Ende 2019 wurde ein fast schon industriell betriebenes Kindesmissbrauchsunternehmen in Bergisch Gladbach aufgedeckt; über 30.000 Tatverdächtige tauchten in dessen Umfeld auf. Die Ermittlungen dauern bis heute an, erste Gerichtsurteile gibt es schon. Mehrere Verhaftungen fanden kürzlich auch bei republikweiten Razzien im Kielwasser des Missbrauchsfalles Münster statt. Und im Oktober hat die Staatsanwaltschaft Köln unabhängig von Münster und Bergisch-Gladbach weitere 64 Objekte durchsuchen lassen. „Die Arbeit der Behörden ist kompliziert“ schreib die Hamburger Zeit, „weil sich Täterinnen und Täter in Chats und Foren hinter Pseudonymen verstecken und offenbar keine Sorge haben, enttarnt zu werden.“
Das sind keine Einzelfälle. Der Skandal um die Odenwaldschule bei Heppenheim, wo seit den 1960ern systematischer sexueller Missbrauch durch Lehrer und den Schulleiter stattfand, ist noch in bedrückender Erinnerung. Und noch immer wird in Berlin über Klagen von Opfern verhandelt, die vom Ende der 1960er bis in die Zweitausender Jahre ganz offiziell von Berliner Jugendämtern an bekannte Pädophile vermittelt worden sind. Das war das noch immer nicht vollständig aufgearbeitete sogenannte „Kentler-Experiment“; derzeit läuft eine Petition, um die Berliner Behörden zur Sichtung von rund tausend einschlägigen Akten zu zwingen, die noch immer ungelesen in den Kellern der Berliner Senatsverwaltung vergammeln. „In den Zeitzeugengesprächen sowie in den Akten zeichnet sich ebenfalls ab, wie schon in anderen Aufarbeitungen herausgestellt …, dass es ein Netzwerk quer durch die wissenschaftlichen pädagogischen Einrichtungen insbesondere der 1960er und 1970er Jahre (Pädagogisches Zentrum, Max-Planck-Institut, Freie Universität, Pädagogisches Seminar Göttingen) und die Senatsverwaltung (dem Landesjugendamt) bis hinein in einzelne Berliner Bezirksjugendämter gab, in dem pädophile Positionen akzeptiert, gestützt und verteidigt wurden“, stellt eine Studie der Universität Hildesheim vom Juni 2020 fest.
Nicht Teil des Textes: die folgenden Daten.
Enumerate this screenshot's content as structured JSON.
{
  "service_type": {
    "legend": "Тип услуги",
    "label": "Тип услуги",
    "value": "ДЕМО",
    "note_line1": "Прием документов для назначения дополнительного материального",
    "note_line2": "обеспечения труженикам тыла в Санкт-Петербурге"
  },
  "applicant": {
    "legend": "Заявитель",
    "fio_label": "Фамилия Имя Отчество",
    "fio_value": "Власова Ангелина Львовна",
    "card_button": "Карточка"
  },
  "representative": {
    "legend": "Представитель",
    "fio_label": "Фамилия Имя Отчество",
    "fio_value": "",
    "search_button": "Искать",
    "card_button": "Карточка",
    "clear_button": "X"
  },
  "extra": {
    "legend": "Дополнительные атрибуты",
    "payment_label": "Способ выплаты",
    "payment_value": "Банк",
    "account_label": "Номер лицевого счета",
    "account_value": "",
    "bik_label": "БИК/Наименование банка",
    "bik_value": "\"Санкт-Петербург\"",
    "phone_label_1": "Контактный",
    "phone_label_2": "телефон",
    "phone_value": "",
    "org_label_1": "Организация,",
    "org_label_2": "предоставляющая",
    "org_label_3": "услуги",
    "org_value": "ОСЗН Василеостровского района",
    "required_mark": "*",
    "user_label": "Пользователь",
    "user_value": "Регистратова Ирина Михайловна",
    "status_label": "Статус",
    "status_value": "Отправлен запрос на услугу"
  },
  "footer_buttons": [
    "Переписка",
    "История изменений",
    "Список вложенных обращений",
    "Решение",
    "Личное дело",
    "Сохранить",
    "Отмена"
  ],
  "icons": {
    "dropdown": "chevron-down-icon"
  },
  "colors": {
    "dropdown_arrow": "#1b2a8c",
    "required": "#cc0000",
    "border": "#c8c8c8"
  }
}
So konnten dann ganz offiziell Parteitexte verabschiedet werden wie der vom Landesparteitag in NRW 1985: „Einvernehmliche Sexualität ist eine Form der Kommunikation zwischen Menschen jeglichen Alters, Geschlechts, Religion oder Rasse und vor jeder Einschränkung zu schützen“. Schon vorher war auf dem Bundesparteitag in Saarbrücken 1980 die Abschaffung oder zumindest Lockerung des Paragraphen 176 StGB gefordert worden („Wer sexuelle Handlungen an einer Person unter vierzehn Jahren (Kind) vornimmt oder an sich von dem Kind vornehmen läßt, wird mit Freiheitsstrafe von sechs Monaten bis zu zehn Jahren bestraft“).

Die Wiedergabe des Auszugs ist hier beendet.